By Herron Todd White
With stage 4 restrictions enforced in metropolitan Melbourne and stage 3 in the remaining regions of Victoria, there is real uncertainty moving into the rest of the year about the immediate and future impacts of these restrictions on all areas of the economy. The property market will see a direct impact due to the restrictions not allowing open houses.
Instead, inspections being held online have seen many vendors hesitant to list, consequently reducing current levels of stock. The latest statistics show that dwelling values in Melbourne dropped by 1.2 per cent in July (Corelogic, 2020). These values were before Stage 4 restrictions which have further restricted the ability of both buyers and sellers.
So, will the upcoming spring sales period provide any signs of improvement? The clearance rate in Victoria for the week ending 16 August was 89 per cent (REIV Market Insights). This is extremely strong for vendors and at a glance could be interpreted as a seller’s market, however this was from a reported 114 auctions, down from 188 the previous week and down again from 523 for the same time last year (REIV Market Insights). The lack of stock in the market is creating more competition between buyers and that’s why there has been a relatively small drop in Melbourne prices when many expected a greater fall in the market.
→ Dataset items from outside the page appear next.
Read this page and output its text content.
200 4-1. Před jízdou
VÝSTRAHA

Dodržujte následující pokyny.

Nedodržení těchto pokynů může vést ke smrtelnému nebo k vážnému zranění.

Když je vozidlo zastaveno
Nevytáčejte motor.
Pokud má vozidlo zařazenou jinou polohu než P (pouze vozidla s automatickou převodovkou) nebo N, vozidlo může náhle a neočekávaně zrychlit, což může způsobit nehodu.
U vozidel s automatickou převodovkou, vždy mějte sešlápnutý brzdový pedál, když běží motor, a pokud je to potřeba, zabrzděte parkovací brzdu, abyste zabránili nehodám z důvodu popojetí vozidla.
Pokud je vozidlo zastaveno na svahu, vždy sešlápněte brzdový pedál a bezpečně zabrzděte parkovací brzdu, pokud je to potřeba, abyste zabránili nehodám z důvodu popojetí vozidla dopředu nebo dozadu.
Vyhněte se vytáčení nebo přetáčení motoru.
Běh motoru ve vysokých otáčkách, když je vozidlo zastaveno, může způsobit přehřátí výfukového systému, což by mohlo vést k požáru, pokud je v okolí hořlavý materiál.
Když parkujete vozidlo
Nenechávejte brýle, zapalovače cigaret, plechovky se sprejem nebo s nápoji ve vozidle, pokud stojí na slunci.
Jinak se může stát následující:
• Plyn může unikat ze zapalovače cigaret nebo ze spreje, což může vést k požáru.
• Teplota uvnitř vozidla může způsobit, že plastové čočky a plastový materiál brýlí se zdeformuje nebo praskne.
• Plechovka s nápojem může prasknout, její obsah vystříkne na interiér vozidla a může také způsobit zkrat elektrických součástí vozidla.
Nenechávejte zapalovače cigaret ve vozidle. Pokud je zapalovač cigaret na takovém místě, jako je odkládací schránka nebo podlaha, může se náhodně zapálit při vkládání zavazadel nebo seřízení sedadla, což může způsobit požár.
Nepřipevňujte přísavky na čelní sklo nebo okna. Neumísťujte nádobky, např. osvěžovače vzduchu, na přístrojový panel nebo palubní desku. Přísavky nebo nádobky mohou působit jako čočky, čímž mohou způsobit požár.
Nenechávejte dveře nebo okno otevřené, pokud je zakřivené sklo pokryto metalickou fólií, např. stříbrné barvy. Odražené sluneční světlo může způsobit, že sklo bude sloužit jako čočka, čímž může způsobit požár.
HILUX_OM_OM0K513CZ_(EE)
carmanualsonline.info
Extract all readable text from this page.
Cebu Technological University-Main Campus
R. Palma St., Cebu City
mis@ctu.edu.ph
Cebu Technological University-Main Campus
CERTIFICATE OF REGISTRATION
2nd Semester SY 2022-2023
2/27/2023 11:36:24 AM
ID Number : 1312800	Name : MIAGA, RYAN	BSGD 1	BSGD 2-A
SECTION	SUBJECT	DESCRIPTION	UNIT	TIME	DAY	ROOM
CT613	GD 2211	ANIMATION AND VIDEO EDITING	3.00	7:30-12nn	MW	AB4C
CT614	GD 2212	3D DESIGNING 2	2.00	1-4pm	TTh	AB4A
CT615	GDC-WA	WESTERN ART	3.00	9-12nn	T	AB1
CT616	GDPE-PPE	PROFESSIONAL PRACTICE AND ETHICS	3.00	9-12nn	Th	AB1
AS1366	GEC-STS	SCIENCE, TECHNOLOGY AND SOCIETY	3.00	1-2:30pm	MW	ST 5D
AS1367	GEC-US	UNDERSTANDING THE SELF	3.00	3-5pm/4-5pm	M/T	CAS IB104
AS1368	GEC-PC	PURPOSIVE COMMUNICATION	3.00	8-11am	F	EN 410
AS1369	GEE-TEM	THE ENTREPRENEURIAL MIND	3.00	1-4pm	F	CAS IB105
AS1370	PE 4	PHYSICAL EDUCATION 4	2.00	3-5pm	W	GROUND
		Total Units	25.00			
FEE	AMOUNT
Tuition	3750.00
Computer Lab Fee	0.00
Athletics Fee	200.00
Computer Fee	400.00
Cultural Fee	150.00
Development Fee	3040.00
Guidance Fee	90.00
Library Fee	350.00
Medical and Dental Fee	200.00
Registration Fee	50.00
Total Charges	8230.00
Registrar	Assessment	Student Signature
This month we will be looking at whether there will be a spring in the market this spring selling period. Traditionally a busy selling season, we look at whether this trend will continue and whether we will see the rise in numbers of buyers and sellers we are accustomed to seeing, while also taking into account the influence COVID-19 will have on the market.
Inner and Outer East
It is reported that just over 1850 houses in Melbourne were expected to be auctioned over July, up 16 per cent from June and an astounding 161 per cent from May, however due to the ban on public real estate auctions, vendors faced the decision of selling via expressions of interest, private treaty or a virtual auction (domain.com.au). Following the re-implementation of restrictions, the number of auctions withdrawn drastically increased to 35.9 per cent in July, pushing down clearance rates. It is anticipated that withdrawal rates will reduce and auction volume will remains minimal in the coming weeks. However, some optimism is placed in expectation of an increase in virtual auction numbers, surpassing those experienced in the first lockdown as it becomes a more normal and familiar process.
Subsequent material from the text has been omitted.